Po krótkiej przerwie, w myśl podjętych decyzji, iż nie będzie pomijać żadnego z pytań rozmówcy, dziewczyna odezwała się ponownie wracając do pierwszej części pytania.

- Wybacz Czcigodny Panie, że nie wypowiem się w kwestiach teologicznych. Sprawy związane z decyzjami Fortun nie są dla mnie tak klarowne, jakbym sobie tego życzyła, aby móc w pełni odpowiedzieć na Twoje pytanie.

Młodszy Isawa gapił się na nią w zdumieniu tak dużym, że aż pozostał w bezruchu. Starszy Isawa rzekł, wyraźnie chłodniej:

- Sakura-chan. Wiesz, co dzieje się z chłopem, który nosi miecze? Ucina się mu ręce, chyba, że jego pan jest niedaleko i chłop faktycznie został przezeń tak niesamowicie uhonorowany. Albo, jeśli jest płatnerzem. Ale ani jedno, ani drugie nie uratuje go, jeśli nosi te miecze za obi. Ashigaru noszący tak miecze ma jeszcze gorzej, bowiem czynią tak jedynie bandyci. Kto ma prawo nosić samurajskie miecze za obi? Odpowiedz mi, Sakura-chan. Zwięźle.
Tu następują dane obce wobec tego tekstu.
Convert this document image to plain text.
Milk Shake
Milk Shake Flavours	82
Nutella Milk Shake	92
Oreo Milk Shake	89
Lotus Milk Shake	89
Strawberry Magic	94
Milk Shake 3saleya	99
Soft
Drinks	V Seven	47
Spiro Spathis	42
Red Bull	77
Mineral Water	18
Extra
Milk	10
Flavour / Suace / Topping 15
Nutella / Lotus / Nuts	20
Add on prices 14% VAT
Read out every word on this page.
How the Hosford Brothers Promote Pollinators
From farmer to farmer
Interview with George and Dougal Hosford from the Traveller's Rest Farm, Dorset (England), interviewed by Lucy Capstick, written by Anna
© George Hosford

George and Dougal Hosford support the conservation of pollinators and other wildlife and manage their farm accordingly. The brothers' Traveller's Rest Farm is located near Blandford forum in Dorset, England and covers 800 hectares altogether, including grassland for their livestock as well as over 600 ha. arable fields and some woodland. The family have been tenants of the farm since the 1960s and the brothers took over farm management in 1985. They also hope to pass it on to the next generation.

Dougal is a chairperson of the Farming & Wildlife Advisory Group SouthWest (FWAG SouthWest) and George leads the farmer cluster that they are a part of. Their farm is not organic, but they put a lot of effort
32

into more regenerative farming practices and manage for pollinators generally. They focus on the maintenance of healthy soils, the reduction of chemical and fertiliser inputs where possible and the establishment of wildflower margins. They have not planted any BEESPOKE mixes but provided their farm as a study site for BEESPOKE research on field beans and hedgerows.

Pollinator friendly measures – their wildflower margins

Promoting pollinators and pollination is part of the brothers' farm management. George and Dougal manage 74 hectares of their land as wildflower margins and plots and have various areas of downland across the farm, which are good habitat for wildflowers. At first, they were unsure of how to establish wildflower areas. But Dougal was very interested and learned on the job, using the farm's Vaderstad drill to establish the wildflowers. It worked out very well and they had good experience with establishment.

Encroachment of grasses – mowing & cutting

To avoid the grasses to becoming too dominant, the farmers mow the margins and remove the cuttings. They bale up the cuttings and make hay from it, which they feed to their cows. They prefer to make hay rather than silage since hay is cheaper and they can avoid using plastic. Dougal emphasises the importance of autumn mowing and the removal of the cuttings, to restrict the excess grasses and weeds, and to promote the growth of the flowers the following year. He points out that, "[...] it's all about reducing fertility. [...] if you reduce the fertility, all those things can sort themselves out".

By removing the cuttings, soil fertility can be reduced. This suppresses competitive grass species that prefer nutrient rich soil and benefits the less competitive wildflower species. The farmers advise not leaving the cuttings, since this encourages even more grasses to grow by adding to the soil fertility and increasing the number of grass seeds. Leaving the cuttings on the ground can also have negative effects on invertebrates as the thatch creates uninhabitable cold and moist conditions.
“No to skończyły się przyjemności” - pomyślała Sakura. Chyba podświadomie przeczuwała, że prędzej, czy później dojdzie do gróźb. Mniej, lub bardziej zawoalowanych. Nikt nie lubi przemądrzałych dzieci. Nikt też nie lubi przegrywać. Już tym bardziej nikt nie lubi przegrywać z tak koszmarnie nisko postawionymi osobami jak ronini, do tego w tak młodym wieku. Chociaż tutaj nie ma co mówić o przegranej. Żadnej ze stron. Po prostu shugenja skończyła się widać cierpliwość na uprzejmości. Mimo to dziewczyna nie drgnęła i odpowiedziała z tym samym spokojem, co poprzednio.

- Ten, który dostał je od osoby mającej prawa je nosić, Isawa Maguro-sama.

Była pewna swego. Miała prawo nosić te miecze. Nikt, ale to NIKT nie miał większego prawa ich jej dać, jak jej ojciec.

Sakura przy tym pytaniu podniosła wzrok i zaczęła patrzeć prosto na rozmówcę. Wręcz można rzec, że patrzyła bezczelnie, bo prosto w oczy. Jak równy z równym. Jeszcze chwila, a "Tuńczyk" nazwie ją otwarcie chłopem, co skończy się wyzwaniem go na pojedynek. Skoro już musi iść w tą stronę, niech widzi twarz swojego adwersarza, gdy wypowiada te słowa.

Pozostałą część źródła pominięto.